§ Resolution is Refutation Complete

• Constructive proof.
• We take soundness for granted since it easy by induction on the proof length.
• We prove this by induction on number of literals in the full clausal set. So for a clausal set {{A, B}, {C, D}} our induction measure is 4.

§ One literal

• If we have 1 literal, then our clause set looks like {{A}} which cannot be UNSAT. Thus, we trivially will find a contradiction if one exists.

§ n+1 literals

• Suppose there is assignment that makes the formula UNSAT.
• Then we wish to show that resolution will find False.
• Since we have n+1 literals, there must be at least one clause C that has two literals.
• Let L be one of the literals in clause C. Suppose L occurs as a +ve literal (mutatis mutandis for -ve occurrence.) Write C := C' U { L }, and write the full set of clauses S as S := S' U { C }.
• Note that S' cannot be empty, as we know that S is UNSAT.
• If L does not occur in negative position in any other literal, it can be eliminated from the problem, and we have reduced the number of literals.
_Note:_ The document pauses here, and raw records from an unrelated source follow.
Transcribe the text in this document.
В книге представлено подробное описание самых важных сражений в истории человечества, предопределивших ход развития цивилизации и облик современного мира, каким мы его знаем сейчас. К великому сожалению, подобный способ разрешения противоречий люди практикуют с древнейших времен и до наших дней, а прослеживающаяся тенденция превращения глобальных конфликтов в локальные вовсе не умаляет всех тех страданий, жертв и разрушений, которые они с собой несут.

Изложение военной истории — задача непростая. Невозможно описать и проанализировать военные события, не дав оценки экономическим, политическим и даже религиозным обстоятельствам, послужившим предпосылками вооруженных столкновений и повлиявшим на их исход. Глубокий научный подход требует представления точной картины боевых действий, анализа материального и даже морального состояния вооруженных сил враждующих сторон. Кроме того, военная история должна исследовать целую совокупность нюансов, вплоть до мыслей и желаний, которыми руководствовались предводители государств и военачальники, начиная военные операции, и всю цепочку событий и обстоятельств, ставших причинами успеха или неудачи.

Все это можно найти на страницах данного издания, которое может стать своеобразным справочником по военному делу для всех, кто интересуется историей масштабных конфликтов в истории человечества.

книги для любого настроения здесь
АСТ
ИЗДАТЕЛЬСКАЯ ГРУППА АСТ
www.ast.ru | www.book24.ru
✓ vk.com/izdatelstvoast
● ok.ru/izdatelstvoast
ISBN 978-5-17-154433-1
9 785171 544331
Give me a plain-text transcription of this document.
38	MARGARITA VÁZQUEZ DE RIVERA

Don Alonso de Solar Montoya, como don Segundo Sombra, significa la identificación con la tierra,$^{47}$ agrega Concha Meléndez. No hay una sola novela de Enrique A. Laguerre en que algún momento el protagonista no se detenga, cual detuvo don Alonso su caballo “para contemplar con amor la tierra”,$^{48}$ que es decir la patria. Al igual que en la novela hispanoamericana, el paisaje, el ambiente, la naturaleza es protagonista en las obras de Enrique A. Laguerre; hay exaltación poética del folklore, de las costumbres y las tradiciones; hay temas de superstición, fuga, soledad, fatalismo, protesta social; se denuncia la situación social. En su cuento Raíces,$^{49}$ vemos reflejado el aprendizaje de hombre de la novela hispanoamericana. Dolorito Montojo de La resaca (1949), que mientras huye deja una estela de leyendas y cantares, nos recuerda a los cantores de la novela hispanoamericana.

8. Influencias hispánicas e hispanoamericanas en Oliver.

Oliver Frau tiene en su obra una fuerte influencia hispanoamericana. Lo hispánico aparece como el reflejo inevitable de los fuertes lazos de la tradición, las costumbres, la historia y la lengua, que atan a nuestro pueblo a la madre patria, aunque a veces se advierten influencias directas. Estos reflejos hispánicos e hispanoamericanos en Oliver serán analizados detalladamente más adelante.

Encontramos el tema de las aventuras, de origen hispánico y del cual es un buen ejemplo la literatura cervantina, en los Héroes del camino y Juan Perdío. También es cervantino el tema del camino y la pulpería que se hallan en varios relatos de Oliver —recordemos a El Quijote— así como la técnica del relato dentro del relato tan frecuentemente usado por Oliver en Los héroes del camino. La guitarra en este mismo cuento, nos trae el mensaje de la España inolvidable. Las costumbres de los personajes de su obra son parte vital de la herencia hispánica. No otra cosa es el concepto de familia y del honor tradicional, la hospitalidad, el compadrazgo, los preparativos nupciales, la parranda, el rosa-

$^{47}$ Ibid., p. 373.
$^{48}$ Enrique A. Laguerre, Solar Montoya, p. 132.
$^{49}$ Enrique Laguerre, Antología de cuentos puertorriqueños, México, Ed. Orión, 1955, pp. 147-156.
Use IH to get a resolution contradiction proof of the reduced problem, which is a resolution proof of the original problem.
• Since S := S' U { C } is UNSAT, this means that S' /\ C, or S' /\ (C \/ L) is false. This is to say that (S' /\ C) \/ (S' /\ L) is false, which means that both (S' /\ C) as well as (S' /\ L) is false.
• So, by IH, there must be resolution proofs for both S' U {C} as well as S' U {{L}}.
• Now, consider the resolution DAG for S' U {C}. If {C} is not used in the final derivation of the contradiction, we have a resolution proof using only S'. We can reuse the same resolution proof for S' /\ (C \/ L), so we are done!
• By the exac same argument, we can disregard the case where in the resolution proof in S' U {{L}}, L was not used.
• So now, we have two resolution dags, one with S', {C} |- ... |- False, and one with S', {L} |- ... |- False.
• Recall that we finall want a resolution proof for the clause {C, L}. So what we do is we "percolate" the resolution proof of S', {c} with L, giving us a resolution DAG of the form S', {C, L} |- ... |- L. We then "graft" this tree onto the one with S', {L} |- ... |- False to get the full resolution proof for S', {C, L} |- ... |- False!